Multi-Objective Memory Bandwidth Regulation and Cache Partitioning for Multicore Real-Time Systems

TL;DR

This paper introduces a multi-objective heuristic and a 0-1 linear program for efficient task-resource co-allocation in multicore real-time systems, improving schedulability and resource utilization through cache and bandwidth partitioning.

Contribution

It proposes a novel multi-layer heuristic and a 0-1 linear program for optimized resource co-allocation, enhancing predictability and efficiency in real-time multicore systems.

Findings

The 0-1 linear program outperforms existing mixed-integer programs in solution quality.

The multi-objective heuristic achieves better schedulability and resource efficiency.

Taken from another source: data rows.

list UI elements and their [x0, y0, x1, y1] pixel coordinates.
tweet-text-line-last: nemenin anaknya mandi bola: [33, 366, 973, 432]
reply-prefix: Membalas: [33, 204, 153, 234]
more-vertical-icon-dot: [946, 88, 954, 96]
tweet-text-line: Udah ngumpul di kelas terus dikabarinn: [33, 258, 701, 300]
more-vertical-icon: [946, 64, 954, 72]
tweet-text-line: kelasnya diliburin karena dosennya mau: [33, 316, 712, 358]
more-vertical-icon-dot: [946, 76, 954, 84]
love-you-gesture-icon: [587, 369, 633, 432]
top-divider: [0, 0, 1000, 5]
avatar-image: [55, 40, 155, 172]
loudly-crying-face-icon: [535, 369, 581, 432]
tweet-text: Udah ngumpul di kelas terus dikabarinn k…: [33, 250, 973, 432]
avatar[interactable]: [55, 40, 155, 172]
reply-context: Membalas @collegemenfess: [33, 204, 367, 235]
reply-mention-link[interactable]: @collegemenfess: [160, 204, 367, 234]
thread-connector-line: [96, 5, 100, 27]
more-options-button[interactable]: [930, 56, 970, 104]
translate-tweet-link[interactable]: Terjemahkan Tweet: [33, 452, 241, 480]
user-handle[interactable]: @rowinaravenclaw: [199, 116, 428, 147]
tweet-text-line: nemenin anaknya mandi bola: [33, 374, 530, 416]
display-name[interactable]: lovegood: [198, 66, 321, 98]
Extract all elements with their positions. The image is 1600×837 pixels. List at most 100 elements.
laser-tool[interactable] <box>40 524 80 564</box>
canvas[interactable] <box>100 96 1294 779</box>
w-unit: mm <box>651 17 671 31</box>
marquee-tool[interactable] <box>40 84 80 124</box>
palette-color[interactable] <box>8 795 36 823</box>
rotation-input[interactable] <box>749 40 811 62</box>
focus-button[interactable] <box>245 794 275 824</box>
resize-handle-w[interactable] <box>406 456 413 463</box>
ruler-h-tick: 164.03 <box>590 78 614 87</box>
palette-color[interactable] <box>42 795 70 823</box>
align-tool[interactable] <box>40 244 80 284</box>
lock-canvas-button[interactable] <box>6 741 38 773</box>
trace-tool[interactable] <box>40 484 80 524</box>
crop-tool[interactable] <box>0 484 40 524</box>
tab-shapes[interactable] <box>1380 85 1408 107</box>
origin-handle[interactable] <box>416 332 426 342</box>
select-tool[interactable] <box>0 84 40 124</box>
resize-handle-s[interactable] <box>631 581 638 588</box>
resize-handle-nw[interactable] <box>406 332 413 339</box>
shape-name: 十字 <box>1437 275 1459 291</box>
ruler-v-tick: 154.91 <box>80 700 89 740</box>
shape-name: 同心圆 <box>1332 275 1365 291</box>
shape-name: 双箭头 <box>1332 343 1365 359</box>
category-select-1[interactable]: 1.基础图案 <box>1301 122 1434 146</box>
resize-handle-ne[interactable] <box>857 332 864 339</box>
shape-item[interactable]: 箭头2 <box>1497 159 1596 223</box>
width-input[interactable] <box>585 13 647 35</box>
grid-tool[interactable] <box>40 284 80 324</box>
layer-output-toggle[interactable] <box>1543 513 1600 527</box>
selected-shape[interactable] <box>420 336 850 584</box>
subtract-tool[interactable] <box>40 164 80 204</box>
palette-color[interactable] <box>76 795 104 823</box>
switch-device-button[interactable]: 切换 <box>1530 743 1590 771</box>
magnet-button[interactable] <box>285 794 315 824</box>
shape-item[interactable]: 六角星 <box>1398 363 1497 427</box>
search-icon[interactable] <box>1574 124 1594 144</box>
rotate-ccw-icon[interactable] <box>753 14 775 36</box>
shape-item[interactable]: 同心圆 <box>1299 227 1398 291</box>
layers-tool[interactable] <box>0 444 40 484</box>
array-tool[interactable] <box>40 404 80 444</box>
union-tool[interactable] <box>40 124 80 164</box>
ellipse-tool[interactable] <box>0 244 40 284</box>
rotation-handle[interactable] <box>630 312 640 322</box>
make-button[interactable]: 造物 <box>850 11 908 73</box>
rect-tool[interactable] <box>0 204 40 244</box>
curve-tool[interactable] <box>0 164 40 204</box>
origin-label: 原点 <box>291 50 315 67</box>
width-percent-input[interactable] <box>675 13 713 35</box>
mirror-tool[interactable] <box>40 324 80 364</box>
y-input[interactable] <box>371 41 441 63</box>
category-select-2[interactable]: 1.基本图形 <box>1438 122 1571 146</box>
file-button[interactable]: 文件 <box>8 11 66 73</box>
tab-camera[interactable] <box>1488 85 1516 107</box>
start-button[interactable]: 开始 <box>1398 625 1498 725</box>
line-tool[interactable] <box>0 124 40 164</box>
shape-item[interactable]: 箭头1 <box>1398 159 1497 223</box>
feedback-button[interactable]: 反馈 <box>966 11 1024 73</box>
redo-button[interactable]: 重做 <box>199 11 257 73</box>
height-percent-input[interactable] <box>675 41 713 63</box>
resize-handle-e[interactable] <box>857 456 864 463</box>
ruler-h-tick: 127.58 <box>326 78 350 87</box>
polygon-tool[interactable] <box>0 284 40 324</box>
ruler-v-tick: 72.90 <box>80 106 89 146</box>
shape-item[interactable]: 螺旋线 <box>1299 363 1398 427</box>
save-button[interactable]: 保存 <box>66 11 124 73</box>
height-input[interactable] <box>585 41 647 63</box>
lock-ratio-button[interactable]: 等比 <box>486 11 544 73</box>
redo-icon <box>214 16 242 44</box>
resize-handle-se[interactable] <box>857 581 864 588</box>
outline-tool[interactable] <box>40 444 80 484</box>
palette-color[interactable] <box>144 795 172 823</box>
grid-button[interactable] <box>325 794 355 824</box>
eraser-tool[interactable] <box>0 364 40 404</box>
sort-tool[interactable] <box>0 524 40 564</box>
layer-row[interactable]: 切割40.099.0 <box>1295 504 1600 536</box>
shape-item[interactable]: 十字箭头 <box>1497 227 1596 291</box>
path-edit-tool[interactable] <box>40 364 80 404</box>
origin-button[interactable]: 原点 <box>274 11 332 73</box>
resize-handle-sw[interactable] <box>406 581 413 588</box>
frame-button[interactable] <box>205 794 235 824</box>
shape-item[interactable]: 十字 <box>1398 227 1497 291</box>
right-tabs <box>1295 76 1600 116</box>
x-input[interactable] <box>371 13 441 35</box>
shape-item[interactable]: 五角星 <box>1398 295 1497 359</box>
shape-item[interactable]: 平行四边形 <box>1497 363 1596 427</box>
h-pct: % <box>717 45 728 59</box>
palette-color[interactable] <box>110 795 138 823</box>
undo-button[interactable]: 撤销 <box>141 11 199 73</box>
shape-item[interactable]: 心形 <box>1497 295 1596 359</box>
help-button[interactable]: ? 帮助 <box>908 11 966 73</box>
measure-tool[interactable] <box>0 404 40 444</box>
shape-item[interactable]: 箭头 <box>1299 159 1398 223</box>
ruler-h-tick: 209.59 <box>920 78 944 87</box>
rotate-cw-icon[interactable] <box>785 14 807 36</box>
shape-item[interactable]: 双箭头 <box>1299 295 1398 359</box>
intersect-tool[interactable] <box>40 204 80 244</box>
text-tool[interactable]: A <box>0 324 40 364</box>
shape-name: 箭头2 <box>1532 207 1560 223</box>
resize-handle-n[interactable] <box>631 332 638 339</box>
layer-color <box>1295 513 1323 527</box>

Experimental results demonstrate improved computational efficiency and solution optimality.

Abstract

Memory bandwidth regulation and cache partitioning are widely used techniques for achieving predictable timing in real-time computing systems. Combined with partitioned scheduling, these methods require careful co-allocation of tasks and resources to cores, as task execution times strongly depend on available allocated resources. To address this challenge, this paper presents a 0-1 linear program for task-resource co-allocation, along with a multi-objective heuristic designed to minimize resource usage while guaranteeing schedulability under a preemptive EDF scheduling policy. Our heuristic employs a multi-layer framework, where an outer layer explores resource allocations using Pareto-pruned search, and an inner layer optimizes task allocation by solving a knapsack problem using dynamic programming. To evaluate the performance of the proposed optimization algorithm, we profile real-world benchmarks on an embedded AMD UltraScale+ ZCU102 platform, with fine-grained resource partitioning enabled by the Jailhouse hypervisor, leveraging cache set partitioning and MemGuard for memory bandwidth regulation. Experiments based on the benchmarking results show that the proposed 0-1 linear program outperforms existing mixed-integer programs by finding more optimal solutions within the same time limit. Moreover, the proposed multi-objective multi-layer heuristic performs consistently better than the state-of-the-art multi-resource-task co-allocation algorithm in terms of schedulability, resource usage, number of non-dominated solutions, and computational efficiency.